Dáil debates

Wednesday, 17 December 2014

An Bille um an gCeathrú Leasú is Tríocha ar an mBunreacht (An Ceart chun Féinriarachta Pearsanta agus Sláine Colainne) 2014: An Dara Céim (Atógáil) [Comhaltaí Príobháideacha] - Thirty-fourth Amendment of the Constitution (Right to Personal Autonomy and Bodily Integrity) Bill 2014: Second Stage (Resumed) [Private Members]

 

8:15 pm

Photo of Mick WallaceMick Wallace (Wexford, Independent) | Oireachtas source

In this country we talk about abortion as if it is a political or legal issue, something to be regulated by the majority and decided by consensus, informed by religion and morality and opinion polls and something to be debated on the airwaves, with an automatic requirement for balance, when groups with competing viewpoints can have their say. That is not how it should be. Terminating a pregnancy should not be a matter of public debate; it is something that ought to be discussed privately between a woman and her doctor, and with others if she so chooses. It is an intimate, highly personal choice, with the final decision to be made by the woman alone.

What the country needs is a Government that will finally produce sensible, well-thought out legislation wholly removed from the nuances of politics that will allow us to extricate ourselves from women's private reproductive health choices. Crisis pregnancies ought not be a matter of public debate. If a person is not intending to have one, abortion should be none of that person's business. Women all over the world have an abortion every day, for countless reasons, and it is not for me or anybody else to judge a woman for making that choice. If we are to learn anything from the past, women experiencing crisis pregnancies should be afforded extra privileges and protections. They should be listened to, cherished and supported, while their instincts should be trusted. They most certainly should not be treated like criminals, threatened with a custodial sentence, forced to be assessed by five doctors before they are believed, threatened with criminalisation, force fed or hydrated forcibly, or shipped out to our nearest neighbour, alone, confused and distressed. The country owes an apology to every woman who has been affected by these extreme laws and to every woman, past, present and future, who was or will be forced to travel abroad for a termination.

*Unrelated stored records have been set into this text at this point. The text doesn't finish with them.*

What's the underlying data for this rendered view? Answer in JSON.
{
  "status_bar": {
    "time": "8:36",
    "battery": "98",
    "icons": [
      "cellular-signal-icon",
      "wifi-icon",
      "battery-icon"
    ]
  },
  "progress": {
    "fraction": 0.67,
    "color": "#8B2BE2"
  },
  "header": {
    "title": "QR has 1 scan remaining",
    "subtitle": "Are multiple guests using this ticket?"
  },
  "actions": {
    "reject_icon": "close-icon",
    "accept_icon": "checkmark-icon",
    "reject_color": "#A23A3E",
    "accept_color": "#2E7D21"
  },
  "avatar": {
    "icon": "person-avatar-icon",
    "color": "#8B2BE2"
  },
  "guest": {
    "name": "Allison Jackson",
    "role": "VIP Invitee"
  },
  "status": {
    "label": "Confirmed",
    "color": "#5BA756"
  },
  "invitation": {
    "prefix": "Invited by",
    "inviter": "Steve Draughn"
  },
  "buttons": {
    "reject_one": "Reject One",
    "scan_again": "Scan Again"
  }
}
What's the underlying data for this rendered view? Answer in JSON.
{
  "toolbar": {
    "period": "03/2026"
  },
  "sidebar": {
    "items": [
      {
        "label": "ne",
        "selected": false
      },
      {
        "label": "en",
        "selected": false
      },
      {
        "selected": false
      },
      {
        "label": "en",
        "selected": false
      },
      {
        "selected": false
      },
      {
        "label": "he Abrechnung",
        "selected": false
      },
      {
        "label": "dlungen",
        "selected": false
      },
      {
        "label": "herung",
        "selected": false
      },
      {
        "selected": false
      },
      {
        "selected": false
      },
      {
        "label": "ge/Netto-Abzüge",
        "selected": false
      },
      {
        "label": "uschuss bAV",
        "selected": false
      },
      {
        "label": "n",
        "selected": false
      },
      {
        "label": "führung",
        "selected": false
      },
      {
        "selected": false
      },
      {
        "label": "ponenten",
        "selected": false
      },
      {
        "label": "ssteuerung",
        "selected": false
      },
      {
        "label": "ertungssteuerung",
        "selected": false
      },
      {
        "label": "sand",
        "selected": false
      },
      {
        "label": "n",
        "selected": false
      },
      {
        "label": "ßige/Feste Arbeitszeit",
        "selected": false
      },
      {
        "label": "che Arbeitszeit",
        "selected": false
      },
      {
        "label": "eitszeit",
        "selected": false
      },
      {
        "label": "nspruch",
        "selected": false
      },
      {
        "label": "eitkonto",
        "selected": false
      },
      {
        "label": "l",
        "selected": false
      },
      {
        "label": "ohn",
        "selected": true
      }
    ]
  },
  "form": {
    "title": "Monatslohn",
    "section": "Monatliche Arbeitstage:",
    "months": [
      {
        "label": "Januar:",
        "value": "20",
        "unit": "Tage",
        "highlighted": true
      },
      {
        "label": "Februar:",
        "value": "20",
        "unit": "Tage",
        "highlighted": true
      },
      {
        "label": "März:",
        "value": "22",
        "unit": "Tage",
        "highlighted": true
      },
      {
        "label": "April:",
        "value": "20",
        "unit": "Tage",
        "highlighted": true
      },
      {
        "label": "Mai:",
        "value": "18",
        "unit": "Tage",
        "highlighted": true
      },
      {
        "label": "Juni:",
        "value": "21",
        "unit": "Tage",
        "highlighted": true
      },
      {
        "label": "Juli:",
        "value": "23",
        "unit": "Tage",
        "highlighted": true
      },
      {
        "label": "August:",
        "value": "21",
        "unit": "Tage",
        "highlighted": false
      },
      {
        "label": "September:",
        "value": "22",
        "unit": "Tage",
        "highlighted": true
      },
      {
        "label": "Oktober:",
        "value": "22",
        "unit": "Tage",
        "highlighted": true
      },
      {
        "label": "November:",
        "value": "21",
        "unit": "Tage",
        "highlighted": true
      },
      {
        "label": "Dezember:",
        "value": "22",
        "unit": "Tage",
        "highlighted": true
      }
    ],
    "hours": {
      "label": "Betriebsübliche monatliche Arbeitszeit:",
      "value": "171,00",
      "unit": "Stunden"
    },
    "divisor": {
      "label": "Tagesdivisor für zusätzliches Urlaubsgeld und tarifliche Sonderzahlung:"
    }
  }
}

Article 40.3.3owhich gives an undefined legal entity - the unborn - an equal right to life to that of the mother was voted on and inserted into the Constitution in 1983, in a climate of fear in the wake of the sexual liberation of the 1970s. Holy Catholic Ireland was still under the cosh of priests and bishops and no one of childbearing age today had a say in that referendum. Let us not forget that contraception was only legalised, with strong restrictions, in 1980. A woman's morality, intrinsically linked wjith her sexuality, was contained, policed, regulated and prescribed by the State. It is now widely accepted that abortion, in many cases, is not an objectionable practice but is, in fact, necessary and humane, particularly where the foetus has no chance of survival outside of the womb and in cases in which a woman becomes pregnant against her will as a result of having been raped. Most reasonable people agree that there are instances where terminating a pregnancy is the right thing to do. It is much more acceptable today for a person to publicly declare that he or she believes the final choice rests with the woman than it was in the 1980s.

The problem with Article 40.3.3ois that it interprets every termination as unconstitutional. Even if a child of 11 or 12 years were to become pregnant as a result of rape, the Constitution states she should be forced to endure that pregnancy to full term, despite the fact that we all know this is wrong and amounts to torture. In Ireland women and doctors are criminalised if they attempt to procure an unlawful abortion, regardless of the circumstances, and can face up to 14 years in prison. In El Salvador a person would be treated like a murderer and given a life sentence, regardless of the circumstances involved. Ireland's laws may not appear on the surface to be as harsh, but the principle is the same. Recently, Colm O'Gorman of Amnesty Ireland visited El Salvador and said he believed it was not dissimilar to Ireland. He said:

Just like El Salvador, those who need to access an abortion and who can afford to do so, travel to another jurisdiction. Those who cannot just have to find some way to cope with their situation. In many ways, El Salvador is Ireland without the safety valve of England. In both countries, women and girls are legally prevented, by threat of imprisonment, from making deeply personal choices about how to best manage a risk to their lives or health posed by a pregnancy. Addressing this in either country requires political leadership and courage. It's about time we saw more of both.
Last night the Minister for Health and Children, Deputy Leo Varadkar, told us that the Government did not have a mandate to deal with this issue. Tonight Deputy Eoghan Murphy told us it had. For the Minister to say the Government does not have a mandate is difficult to accept because it has done things it did not have a mandate to do, but it is still in government.